Pax Christi USA co-founder Sr. Mary Evelyn Jegen dies

Sr. Mary Evelyn Jegen, one of the co-founders of Pax Christi USA and the group's first national coordinator, died Friday after a long illness. She was 86.

A funeral Mass for Jegen, a member of the Sisters of Notre Dame de Namur for 66 years, is scheduled for July 11 in the chapel at her community's motherhouse in Cincinnati.

In 1982, she became the third recipient of Pax Christi USA's Pope John XXIII Teacher of Peace Award.

During her tenure as national coordinator from 1979 to 1982, Pax Christi USA's membership grew from less than 1,000 to more than 5,500 members, including 46 U.S. bishops.

"Mary Evelyn Jegen was teacher and mentor for an entire generation of Catholic peace activists like me," said a statement Monday from Tom Cordaro, Pax Christi USA's "ambassador of peace" and an author and lay minister. "She had that rare combination of gifts that set her apart from many others in the movement.

"She was an excellent theologian, a gifted writer and, most importantly, she was a strategic thinker and visionary. Everything Mary Evelyn did as a leader in the Catholic peace movement was strategically focused on her vision of making nonviolence and peacemaking an integral part of Catholic social teaching and practice at all levels of the church."

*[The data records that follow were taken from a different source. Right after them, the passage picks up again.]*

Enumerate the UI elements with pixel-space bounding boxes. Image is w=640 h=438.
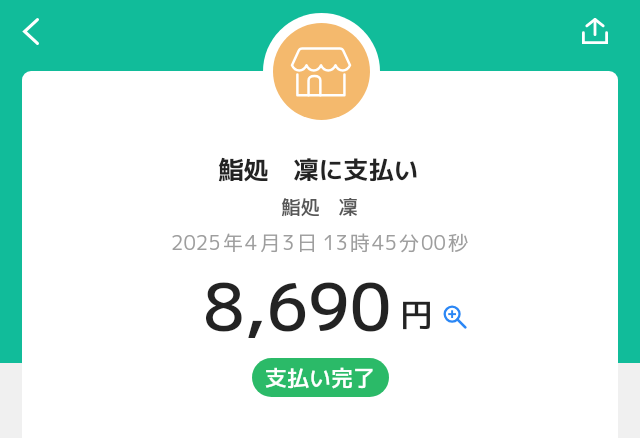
button[interactable]: 支払い完了: [252, 358, 389, 397]
staticText: 鮨処 凜: [281, 194, 358, 221]
staticText: 00: [421, 228, 446, 256]
staticText: 13: [323, 228, 348, 256]
button[interactable]: Zoom in: [442, 304, 468, 330]
staticText: 3: [282, 228, 295, 256]
staticText: 8,690: [203, 260, 392, 352]
staticText: 月: [260, 228, 280, 256]
button[interactable]: Back: [7, 7, 53, 53]
staticText: 日: [297, 228, 317, 256]
staticText: 時: [350, 228, 370, 256]
button[interactable]: Share: [570, 6, 618, 54]
staticText: 円: [400, 292, 433, 338]
staticText: 2025: [171, 228, 221, 256]
staticText: 45: [372, 228, 397, 256]
staticText: 秒: [448, 228, 468, 256]
staticText: 年: [223, 228, 243, 256]
staticText: 鮨処 凜に支払い: [218, 152, 419, 187]
staticText: 4: [245, 228, 258, 256]
staticText: 分: [399, 228, 419, 256]
staticText: 支払い完了: [265, 362, 376, 393]
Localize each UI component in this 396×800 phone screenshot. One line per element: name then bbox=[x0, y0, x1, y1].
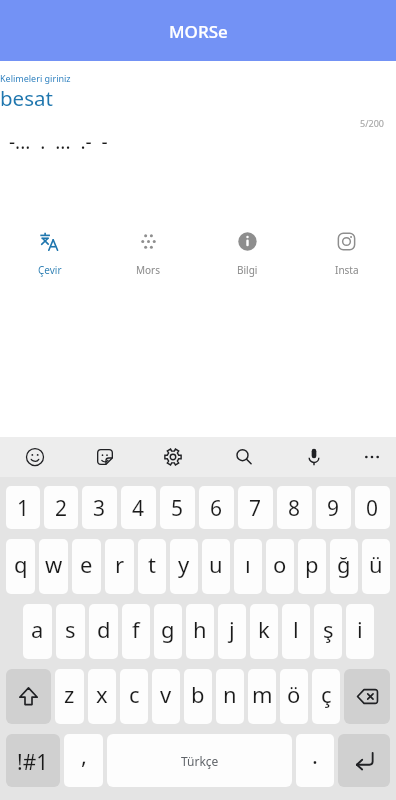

Jegen taught history at the University of Dayton in Ohio from 1967 to 1971. She also worked with students who were struggling with their response to the war in Vietnam and considering conscientious objection. This experience changed her, and over time, she became a pacifist.

In 1984, Jegen was elected vice president of Pax Christi International. She represented Pax Christi International at the United Nations from 1991 to 2000; Pax Christi has special consultative status at the U.N. as a nongovernmental organization.

Among her books are 1985's How You Can Be a Peacemaker: Catholic Teachings and Practical Suggestions and 2005's Just Peacemakers: An Introduction to Peace and Justice.

Jegen was arrested several times and jailed overnight for nonviolent resistance, including a 2006 action in which she and three others occupied the office of a member of the U.S. House of Representatives and read names of victims of the war in Iraq, both Iraqis and members of the U.S. military.

She lamented U.S. involvement in both the 1991 and 2003 wars in Iraq.

In 1991, at a panel discussion marking the 100th anniversary of the papal encyclical Rerum Novarum, Jegen asserted that modern warfare results in civilians making up 85 percent of all casualties. She added that Catholic teaching on just-war principles may have had one effect on the home front. "We don't have a lot of flag-raising and praying for victory," she said. "We have a lot of sorrowing and praying for an end" to the war.

In 2003, one month before the United States launched its second war against Iraq, Jegen said the language of war needs to be changed by those who wish to promote peace. It's not "use of force" but "use of weapons that kill," she said, not "collateral damage" but people killed, "brothers and sisters killed. Whose brothers and sisters? Ours."

She added that peace activists must continue to be guided by Jesus' teaching to "love our enemies, to do good to those who hurt us. Victory is not the objective. Reconciliation is the goal of an active nonviolent position."